Sophere / にきもの / 2008年8月

にきもの

ミカエラその後

2008年8月5日

大学に入ってからサークルでオペラをやっていて、ここしばらく行っていなかったのだが、今度の演目がカルメンだというので再び行きだした。カルメンは楽しい。

で、ミカエラについて考えていたら、ものすごく不憫に思えてきた。

ミカエラは元々みなしごだったのをホセの母親が引き取って一緒に育てたのだが、ミカエラはそのうちにホセを愛するようになった。ではホセはミカエラを愛している(aimer)かというとそれは疑問である。ホセは非常にマザコン度の高いキャラクターとして描かれており、一幕でミカエラが持ってきた母親の手紙を読む場面のト書きには"(baisant la lettre avant de commencer à lire)"(読み始める前に手紙に口づけをして)とあるぐらいだ。手紙でミカエラと結婚してはと勧められらると

Oui, ma mère, oui, je ferai ce que tu désires... j'épouserai Micaëla,

はい母さん、はい、母さんの望み通りにするよ…ミカエラと結婚するよ、

と独白するが、この台詞におけるミカエラの不在感は決定的だ。母親と息子の間だけで世界が閉じてしまっている。こんな男でいいのか、ミカエラ。

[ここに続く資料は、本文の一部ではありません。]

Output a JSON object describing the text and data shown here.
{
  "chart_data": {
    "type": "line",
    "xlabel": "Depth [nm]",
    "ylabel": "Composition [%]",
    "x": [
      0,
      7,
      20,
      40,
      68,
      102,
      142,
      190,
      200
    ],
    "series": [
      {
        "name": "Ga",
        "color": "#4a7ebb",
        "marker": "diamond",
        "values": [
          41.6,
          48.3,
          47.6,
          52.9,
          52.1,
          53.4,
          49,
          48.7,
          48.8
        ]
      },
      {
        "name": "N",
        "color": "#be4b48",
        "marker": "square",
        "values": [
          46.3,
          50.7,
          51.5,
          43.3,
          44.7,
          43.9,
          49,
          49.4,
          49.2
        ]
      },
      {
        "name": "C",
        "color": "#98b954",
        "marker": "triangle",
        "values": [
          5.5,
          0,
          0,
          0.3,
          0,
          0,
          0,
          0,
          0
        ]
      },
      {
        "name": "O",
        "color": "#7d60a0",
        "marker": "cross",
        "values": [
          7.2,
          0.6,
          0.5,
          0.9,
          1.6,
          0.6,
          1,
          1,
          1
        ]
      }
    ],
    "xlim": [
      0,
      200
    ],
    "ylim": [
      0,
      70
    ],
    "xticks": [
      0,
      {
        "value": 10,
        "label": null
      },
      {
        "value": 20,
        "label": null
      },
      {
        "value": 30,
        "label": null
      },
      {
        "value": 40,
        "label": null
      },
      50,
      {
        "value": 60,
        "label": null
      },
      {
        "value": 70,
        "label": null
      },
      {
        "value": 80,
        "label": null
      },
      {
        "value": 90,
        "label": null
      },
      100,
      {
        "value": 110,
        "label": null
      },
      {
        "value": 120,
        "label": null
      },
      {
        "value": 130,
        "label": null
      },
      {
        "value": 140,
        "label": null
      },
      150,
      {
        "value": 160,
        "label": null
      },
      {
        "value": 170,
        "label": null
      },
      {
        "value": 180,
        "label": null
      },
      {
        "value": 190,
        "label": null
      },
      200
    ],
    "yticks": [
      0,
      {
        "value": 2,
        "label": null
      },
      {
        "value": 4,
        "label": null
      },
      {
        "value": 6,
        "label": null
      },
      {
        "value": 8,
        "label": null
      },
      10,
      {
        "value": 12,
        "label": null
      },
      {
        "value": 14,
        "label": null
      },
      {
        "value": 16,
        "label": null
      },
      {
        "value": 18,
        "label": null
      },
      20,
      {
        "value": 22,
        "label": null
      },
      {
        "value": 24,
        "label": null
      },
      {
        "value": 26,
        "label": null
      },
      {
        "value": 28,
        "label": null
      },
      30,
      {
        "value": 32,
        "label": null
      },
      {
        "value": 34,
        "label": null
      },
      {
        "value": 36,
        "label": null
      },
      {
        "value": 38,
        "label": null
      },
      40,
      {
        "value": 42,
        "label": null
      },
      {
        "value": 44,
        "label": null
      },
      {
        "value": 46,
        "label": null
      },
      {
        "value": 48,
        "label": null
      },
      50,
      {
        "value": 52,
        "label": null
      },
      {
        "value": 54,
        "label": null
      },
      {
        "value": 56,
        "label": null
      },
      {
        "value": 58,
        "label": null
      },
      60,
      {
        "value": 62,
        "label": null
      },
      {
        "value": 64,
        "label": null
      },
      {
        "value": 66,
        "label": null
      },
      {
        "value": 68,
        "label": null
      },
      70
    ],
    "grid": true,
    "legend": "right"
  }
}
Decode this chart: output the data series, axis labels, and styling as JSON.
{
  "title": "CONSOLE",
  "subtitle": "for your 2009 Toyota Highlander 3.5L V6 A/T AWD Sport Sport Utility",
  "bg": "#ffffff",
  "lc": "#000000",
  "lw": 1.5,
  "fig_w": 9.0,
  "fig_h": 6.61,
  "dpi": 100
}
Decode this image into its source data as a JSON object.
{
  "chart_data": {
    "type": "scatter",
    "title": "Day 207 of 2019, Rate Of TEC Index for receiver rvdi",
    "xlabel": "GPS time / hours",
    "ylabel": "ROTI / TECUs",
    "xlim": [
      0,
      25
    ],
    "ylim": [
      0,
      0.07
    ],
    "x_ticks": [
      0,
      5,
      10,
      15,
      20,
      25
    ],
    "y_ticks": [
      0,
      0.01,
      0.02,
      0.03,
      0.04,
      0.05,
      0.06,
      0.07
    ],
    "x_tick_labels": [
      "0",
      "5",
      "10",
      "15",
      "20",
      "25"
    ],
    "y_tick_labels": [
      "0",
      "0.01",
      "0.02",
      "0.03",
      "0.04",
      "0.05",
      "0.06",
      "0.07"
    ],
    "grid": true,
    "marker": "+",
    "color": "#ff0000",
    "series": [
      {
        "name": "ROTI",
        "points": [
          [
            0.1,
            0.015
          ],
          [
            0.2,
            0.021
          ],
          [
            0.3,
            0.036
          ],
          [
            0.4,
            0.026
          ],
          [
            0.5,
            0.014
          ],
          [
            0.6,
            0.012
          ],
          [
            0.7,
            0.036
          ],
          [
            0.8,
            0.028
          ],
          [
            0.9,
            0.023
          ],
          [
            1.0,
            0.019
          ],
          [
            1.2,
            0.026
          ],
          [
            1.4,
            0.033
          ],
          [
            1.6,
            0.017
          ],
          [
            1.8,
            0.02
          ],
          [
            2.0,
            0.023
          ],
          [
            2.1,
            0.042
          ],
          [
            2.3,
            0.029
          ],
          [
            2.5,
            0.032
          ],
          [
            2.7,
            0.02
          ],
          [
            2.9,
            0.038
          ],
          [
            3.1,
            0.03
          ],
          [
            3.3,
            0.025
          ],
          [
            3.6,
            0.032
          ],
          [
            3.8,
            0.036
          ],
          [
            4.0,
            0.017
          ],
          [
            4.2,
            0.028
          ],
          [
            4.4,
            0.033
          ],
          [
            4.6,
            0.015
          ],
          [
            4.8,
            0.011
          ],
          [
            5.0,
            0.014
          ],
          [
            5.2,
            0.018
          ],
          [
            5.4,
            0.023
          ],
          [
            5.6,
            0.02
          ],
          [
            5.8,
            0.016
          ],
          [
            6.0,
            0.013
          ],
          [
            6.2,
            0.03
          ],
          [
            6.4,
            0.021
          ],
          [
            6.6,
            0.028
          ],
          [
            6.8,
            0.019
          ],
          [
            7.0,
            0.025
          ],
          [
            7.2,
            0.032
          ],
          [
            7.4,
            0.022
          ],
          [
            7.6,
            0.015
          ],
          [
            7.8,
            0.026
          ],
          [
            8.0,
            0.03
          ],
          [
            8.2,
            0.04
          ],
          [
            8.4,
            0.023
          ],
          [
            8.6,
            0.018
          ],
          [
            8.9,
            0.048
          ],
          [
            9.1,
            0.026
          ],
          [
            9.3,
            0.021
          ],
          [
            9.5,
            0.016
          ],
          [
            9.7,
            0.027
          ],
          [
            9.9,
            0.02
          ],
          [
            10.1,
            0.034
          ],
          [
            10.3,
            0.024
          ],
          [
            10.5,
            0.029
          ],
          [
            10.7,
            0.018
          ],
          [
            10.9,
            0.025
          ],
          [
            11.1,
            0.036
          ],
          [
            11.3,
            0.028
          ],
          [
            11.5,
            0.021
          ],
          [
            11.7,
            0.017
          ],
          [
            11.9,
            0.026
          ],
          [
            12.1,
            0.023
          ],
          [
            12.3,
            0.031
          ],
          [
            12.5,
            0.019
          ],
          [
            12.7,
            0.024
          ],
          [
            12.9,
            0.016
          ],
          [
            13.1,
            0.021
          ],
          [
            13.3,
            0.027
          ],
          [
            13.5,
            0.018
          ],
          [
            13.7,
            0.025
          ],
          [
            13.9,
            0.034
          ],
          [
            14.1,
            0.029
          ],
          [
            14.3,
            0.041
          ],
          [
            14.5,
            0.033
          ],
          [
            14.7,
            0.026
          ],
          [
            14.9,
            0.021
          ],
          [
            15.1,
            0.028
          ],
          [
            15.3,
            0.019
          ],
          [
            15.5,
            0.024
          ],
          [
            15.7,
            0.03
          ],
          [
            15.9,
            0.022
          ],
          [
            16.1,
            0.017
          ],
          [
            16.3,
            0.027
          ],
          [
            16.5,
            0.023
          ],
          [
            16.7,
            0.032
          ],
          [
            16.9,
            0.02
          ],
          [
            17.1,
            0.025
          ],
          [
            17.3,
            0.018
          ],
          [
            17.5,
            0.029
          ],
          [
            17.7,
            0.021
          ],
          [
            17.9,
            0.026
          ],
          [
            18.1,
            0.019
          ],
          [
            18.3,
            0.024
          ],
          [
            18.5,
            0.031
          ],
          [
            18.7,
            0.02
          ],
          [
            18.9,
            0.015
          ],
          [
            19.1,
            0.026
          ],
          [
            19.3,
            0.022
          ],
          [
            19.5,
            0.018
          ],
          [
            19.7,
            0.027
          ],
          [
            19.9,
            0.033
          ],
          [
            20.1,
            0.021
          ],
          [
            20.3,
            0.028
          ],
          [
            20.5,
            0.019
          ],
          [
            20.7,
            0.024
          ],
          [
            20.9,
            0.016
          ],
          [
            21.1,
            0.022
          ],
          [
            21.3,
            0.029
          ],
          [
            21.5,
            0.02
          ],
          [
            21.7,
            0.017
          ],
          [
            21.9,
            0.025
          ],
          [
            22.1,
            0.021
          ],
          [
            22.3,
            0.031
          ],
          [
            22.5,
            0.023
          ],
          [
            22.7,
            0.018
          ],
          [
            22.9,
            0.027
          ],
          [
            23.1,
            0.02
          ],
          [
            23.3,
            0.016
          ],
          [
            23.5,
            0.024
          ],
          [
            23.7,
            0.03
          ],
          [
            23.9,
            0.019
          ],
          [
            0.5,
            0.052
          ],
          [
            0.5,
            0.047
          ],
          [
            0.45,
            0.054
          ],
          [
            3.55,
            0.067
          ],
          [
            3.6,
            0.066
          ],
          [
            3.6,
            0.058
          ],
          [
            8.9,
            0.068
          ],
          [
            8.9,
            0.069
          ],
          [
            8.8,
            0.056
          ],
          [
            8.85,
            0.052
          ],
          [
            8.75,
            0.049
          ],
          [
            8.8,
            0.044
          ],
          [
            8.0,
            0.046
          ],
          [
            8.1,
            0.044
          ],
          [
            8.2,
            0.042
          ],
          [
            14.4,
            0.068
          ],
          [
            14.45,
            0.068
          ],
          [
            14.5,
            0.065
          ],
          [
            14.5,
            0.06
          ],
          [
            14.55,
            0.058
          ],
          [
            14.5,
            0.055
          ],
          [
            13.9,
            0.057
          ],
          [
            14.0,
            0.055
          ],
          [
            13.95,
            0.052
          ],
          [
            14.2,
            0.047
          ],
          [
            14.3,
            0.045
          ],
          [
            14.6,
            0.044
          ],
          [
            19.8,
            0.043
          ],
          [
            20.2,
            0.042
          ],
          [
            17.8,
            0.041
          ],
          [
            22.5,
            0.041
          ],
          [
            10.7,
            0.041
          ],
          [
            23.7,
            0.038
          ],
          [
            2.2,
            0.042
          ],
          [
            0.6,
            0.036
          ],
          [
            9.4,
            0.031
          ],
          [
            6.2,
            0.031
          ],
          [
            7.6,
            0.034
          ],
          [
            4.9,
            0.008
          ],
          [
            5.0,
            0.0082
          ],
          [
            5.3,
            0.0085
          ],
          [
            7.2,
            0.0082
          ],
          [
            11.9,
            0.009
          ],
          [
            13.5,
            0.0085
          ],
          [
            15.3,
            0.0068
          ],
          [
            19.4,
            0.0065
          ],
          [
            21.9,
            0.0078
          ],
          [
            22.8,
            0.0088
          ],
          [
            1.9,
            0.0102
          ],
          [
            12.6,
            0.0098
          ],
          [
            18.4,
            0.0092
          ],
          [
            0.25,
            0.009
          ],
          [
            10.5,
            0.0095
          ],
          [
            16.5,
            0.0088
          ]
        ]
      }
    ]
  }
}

この幸せな世界はすぐにカルメンによって破壊され、さらにいろいろあってホセはカルメンのいる密輸団に入ることになったのだが、三幕でそのホセをミカエラが取り返しに来る。しかしこれは愛のためではないことが"celui que j'aimais jadis"(かつて愛したあの人)という表現から分かる。では何のためかというと、育ての親つまりホセの母親が死の床にあり、おそらく頼まれて、そして育ててもらった恩から、ホセを連れ戻すことを約束したのだろう。健気である。またアリアの内容から察するにカルメンという「女」に対する対抗意識もそれなり持っているようで、全く場違いな岩山にやってきた理由にはその両方があると考えるのが妥当であろう。

四幕でホセは一人カルメンの前に現れ、二人の関係をやり直そうと懇願するが、このとき母親は既に死んでいるので、ミカエラからも見捨てられたということであろう。四幕にミカエラは登場しないが、このときのミカエラの状況を想像すると不憫に思えてしょうがない。育ての親は死んでしまったし、ホセに頼ることもプライドが許さないだろうし、全く孤独である。

作中では詳しいことが書かれていないのであれこれと考えてしまうのだが、どうにも救われないので、この際だからミカエラのその後について小説なり台本なりが書けないかと思っている。それができるだけ力を持っているわけではないが、例えば殺人犯として牢屋に入れられている(はずの)ホセにミカエラは会いに行くだろうかという視点で考えると、俄然面白くなってくる。あるいはカルメンを失った密輸団はどうなっているのか等々。いま気に入っているアイデアはレメンダードを主役級に抜擢するというものだ。彼の喜劇的な性格と、岩山で隠れていたミカエラを見つけ「てしまっ」た当人であるという事実を組み合わせると、喜劇の中のシリアスでいいものが書けるのではないかと思う。